3. Storage and Contraindications: Any leftover soup should be cooled, stored in the refrigerator, and consumed within 24 hours. When reheating, it must be brought to a full boil. Note: Crab meat should not be stored overnight, as it may produce harmful substances such as histamine. Additionally, this soup should not be consumed while taking Chinese medicinals containing Veratrum nigrum L. (black false hellebore), such as Panax notoginseng (notoginseng) or Sophorae flavescentis radix (lightyellow sophora root), due to the incompatibility principle of “all ginseng-type herbs are antagonistic to Veratrum,” which also applies to Rehmanniae radix (rehmannia root).

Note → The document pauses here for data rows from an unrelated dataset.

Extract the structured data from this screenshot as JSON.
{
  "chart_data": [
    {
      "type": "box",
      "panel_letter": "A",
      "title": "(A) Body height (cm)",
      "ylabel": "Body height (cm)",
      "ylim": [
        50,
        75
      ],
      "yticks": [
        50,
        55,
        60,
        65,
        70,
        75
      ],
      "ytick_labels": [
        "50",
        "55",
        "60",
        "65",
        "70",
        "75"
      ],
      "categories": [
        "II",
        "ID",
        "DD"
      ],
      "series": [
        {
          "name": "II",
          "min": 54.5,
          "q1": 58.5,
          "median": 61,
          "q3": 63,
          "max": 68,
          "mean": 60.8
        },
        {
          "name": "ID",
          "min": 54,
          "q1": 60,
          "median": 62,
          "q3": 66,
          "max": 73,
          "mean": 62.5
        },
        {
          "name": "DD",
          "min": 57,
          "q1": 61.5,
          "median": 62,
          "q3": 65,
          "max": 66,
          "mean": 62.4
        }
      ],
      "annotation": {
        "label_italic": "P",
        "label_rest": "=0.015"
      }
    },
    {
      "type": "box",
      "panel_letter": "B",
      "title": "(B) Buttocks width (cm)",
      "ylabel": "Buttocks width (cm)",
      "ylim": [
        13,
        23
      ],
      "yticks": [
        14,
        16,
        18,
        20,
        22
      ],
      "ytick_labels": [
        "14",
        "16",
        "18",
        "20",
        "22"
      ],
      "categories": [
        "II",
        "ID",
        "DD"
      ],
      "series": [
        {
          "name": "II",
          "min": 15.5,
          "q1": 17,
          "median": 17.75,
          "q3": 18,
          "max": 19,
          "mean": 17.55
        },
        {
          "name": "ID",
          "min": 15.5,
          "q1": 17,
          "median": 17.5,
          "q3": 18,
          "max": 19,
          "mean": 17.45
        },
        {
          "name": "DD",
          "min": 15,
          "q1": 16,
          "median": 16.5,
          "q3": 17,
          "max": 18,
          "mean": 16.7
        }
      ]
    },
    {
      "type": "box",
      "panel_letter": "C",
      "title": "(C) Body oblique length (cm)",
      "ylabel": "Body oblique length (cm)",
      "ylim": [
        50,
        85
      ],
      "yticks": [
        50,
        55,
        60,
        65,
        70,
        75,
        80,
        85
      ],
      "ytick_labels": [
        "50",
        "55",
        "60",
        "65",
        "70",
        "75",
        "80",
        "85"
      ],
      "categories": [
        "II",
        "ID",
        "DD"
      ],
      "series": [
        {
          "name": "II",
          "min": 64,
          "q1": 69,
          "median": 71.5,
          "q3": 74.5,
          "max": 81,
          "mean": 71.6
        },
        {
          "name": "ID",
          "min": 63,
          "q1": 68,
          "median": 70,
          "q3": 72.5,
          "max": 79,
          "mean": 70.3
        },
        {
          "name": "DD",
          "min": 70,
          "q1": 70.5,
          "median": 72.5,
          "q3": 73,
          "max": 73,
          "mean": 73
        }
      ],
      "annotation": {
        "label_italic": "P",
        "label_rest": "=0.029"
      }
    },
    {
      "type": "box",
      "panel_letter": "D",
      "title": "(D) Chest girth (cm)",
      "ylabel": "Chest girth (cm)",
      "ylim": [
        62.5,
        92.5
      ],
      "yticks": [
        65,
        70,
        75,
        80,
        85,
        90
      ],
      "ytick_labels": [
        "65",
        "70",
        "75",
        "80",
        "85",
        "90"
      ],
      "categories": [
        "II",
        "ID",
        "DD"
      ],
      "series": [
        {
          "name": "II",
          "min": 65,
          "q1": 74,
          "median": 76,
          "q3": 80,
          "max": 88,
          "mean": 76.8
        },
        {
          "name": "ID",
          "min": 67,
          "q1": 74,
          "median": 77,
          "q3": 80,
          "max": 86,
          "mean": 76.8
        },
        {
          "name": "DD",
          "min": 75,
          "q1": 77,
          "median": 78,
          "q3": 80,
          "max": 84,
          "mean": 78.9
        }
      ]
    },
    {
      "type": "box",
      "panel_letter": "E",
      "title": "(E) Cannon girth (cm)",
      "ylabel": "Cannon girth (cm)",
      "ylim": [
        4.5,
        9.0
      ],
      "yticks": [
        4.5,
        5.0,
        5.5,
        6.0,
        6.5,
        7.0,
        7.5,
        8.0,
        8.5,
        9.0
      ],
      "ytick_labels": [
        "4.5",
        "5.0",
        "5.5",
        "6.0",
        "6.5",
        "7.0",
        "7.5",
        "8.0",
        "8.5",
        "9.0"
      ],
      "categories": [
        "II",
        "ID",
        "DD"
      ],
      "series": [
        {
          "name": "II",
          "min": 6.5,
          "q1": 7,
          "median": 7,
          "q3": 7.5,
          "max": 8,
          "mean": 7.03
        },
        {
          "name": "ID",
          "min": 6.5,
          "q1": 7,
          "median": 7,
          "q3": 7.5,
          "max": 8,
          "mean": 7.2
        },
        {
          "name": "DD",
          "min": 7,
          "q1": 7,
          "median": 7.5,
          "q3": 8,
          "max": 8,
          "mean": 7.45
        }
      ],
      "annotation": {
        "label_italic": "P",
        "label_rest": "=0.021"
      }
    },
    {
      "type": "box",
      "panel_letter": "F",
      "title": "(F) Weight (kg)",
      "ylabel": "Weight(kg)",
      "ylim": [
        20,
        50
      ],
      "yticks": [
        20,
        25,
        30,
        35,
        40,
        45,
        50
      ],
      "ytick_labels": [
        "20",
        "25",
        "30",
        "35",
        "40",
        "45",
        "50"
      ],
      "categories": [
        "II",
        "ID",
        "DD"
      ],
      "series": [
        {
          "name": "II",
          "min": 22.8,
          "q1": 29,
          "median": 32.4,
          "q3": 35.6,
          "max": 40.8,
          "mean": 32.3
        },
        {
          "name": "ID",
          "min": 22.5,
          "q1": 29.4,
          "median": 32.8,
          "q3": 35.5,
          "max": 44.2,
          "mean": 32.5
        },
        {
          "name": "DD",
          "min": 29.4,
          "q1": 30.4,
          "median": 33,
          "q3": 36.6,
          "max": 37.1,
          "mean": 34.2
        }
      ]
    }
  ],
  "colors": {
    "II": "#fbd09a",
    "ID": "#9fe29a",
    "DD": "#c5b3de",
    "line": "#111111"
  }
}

4. Constitutional adjustment: For those with a cold constitution, add 3 g of Ramulus Cinnamomi (Cinnamon Twig, Guizhi) or 5 g of Radix Angelicae Sinensis (Chinese Angelica, Danggui) to the decoction to harmonize the medicinal properties; for those with pronounced blood heat, increase Radix Rehmanniae (Rehmannia Root, Shengdihuang) to 40 g and add 10 g of Radix Scrophulariae (Figwort Root, Xuanshen). For children (aged 6 and above), reduce the dosage to no more than 100 mL per serving, and crab meat should be consumed only under adult supervision.

5 thoughts on “Rehmannia Root and Crab Soup: Clear Heat, Nourish Yin Recipe”

  1. This sounds like a perfect dish for those hot, humid days when you need something light yet nourishing. I love how traditional Chinese medicine combines food and healing. Definitely going to try this soup—crab and rehmannia root sounds like a unique pairing!

    Reply
  2. This sounds like a perfect dish for the hot months! I love the idea of combining Rehmannia root with crab—such an elegant way to balance heat and nourish yin. Has anyone tried making this with a different type of crab, like blue crab, or does the recipe call for a specific kind? Would love to hear tips!

    Reply
  3. This sounds like a perfect dish for those hot summer days when you need something nourishing but not heavy. I love how traditional Chinese medicine pairs ingredients like this—crab and rehmannia root together? Genius. Definitely trying this recipe soon! Thanks for sharing.

    Reply
  4. This sounds like such a unique and nourishing soup! I love learning about traditional medicinal foods that combine flavor with health benefits. I’ve been trying to eat more yin-nourishing foods lately, so I’ll definitely have to try this recipe. Thanks for sharing!

    Reply
  5. I love the idea of combining traditional medicine with food! This soup sounds perfect for those hot summer days when you need something cooling but nourishing. Have you tried adding a bit of ginger to balance the crab? Would love to hear how it turned out!